Thursday, September 18, 2008

Can the US afford the bail outs?

Writing in the FT, Harvard Prof Kenneth Rogoff estimates that the US government will end up coughing up close to a trillion dollars in bail-outs for its trouble financial sector. Upto now, the cost is around $200-300 bn. Can the US afford this kind of cost? Rogoff thinks it is very steep and will impose costs in terms of higher interest rates, inflation and lower growth.

We should be careful not to get carried away. A trillion dollars is under 8% of US GDP. That is big but still falls in the lower end of bank recapitalisation costs consequent to economic crises- the range is 5-45% of GDP.

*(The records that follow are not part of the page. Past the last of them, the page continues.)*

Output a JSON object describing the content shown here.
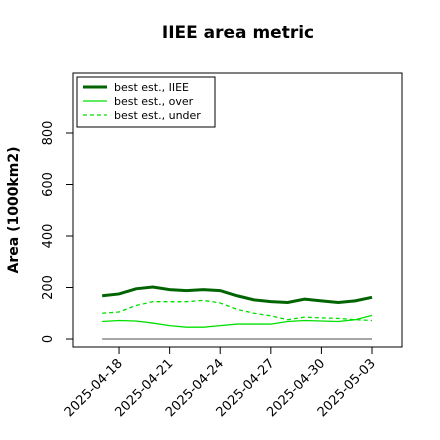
{
  "chart_data": {
    "type": "line",
    "title": "IIEE area metric",
    "ylabel": "Area (1000km2)",
    "x": [
      "2025-04-17",
      "2025-04-18",
      "2025-04-19",
      "2025-04-20",
      "2025-04-21",
      "2025-04-22",
      "2025-04-23",
      "2025-04-24",
      "2025-04-25",
      "2025-04-26",
      "2025-04-27",
      "2025-04-28",
      "2025-04-29",
      "2025-04-30",
      "2025-05-01",
      "2025-05-02",
      "2025-05-03"
    ],
    "series": [
      {
        "name": "best est., IIEE",
        "color": "#006400",
        "linewidth": 3,
        "linestyle": "solid",
        "values": [
          168,
          175,
          195,
          202,
          192,
          188,
          192,
          188,
          168,
          152,
          145,
          142,
          155,
          148,
          142,
          148,
          162
        ]
      },
      {
        "name": "best est., over",
        "color": "#00e000",
        "linewidth": 1.3,
        "linestyle": "solid",
        "values": [
          68,
          72,
          70,
          62,
          52,
          46,
          46,
          52,
          58,
          58,
          58,
          68,
          72,
          70,
          68,
          75,
          92
        ]
      },
      {
        "name": "best est., under",
        "color": "#00e000",
        "linewidth": 1.3,
        "linestyle": "dashed",
        "values": [
          100,
          105,
          130,
          145,
          145,
          145,
          150,
          140,
          115,
          100,
          90,
          75,
          85,
          82,
          80,
          75,
          72
        ]
      }
    ],
    "xlim": [
      "2025-04-15T06:30",
      "2025-05-04T18:40"
    ],
    "xticks": [
      "2025-04-18",
      "2025-04-21",
      "2025-04-24",
      "2025-04-27",
      "2025-04-30",
      "2025-05-03"
    ],
    "ylim": [
      -31,
      1033
    ],
    "yticks": [
      0,
      200,
      400,
      600,
      800
    ],
    "legend": "upper left"
  }
}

US public debt, at $ 4.4 trillion, is 32% of GDP, pretty much on the low side considering that the limit for EU economies under the Maastricht Treaty is 60% of GDP (India has over 70% of GDP in debt). That means there is room for another $4 trillion of US debt. So, even if the bail-outs were to amount to $1 trillion, the US and the world economy can take that cost in their stride.

2 comments:

nari said...

Hi i came acros your blog details on pagal guy. Could you tell me what is public debt all about ? What is the significance of that ? Let me introduce my self sir ..i am naresh polisetti working for capgemini ( hyderabad ).

Anonymous said...

Sir, I agree with your view that the Trillion dollar cost at the present time is something the US economy can take in its stride, assuming the clean up effort is done right. However, you are ignoring two important facts: looming fiscal deficits due to upcoming demographic changes, and massive current account deficits. This makes it non-trivial. I agree that the US will make it through this crisis, but it cannot continue down this path recklessly. I think we will enter a period of more regulation and slower growth.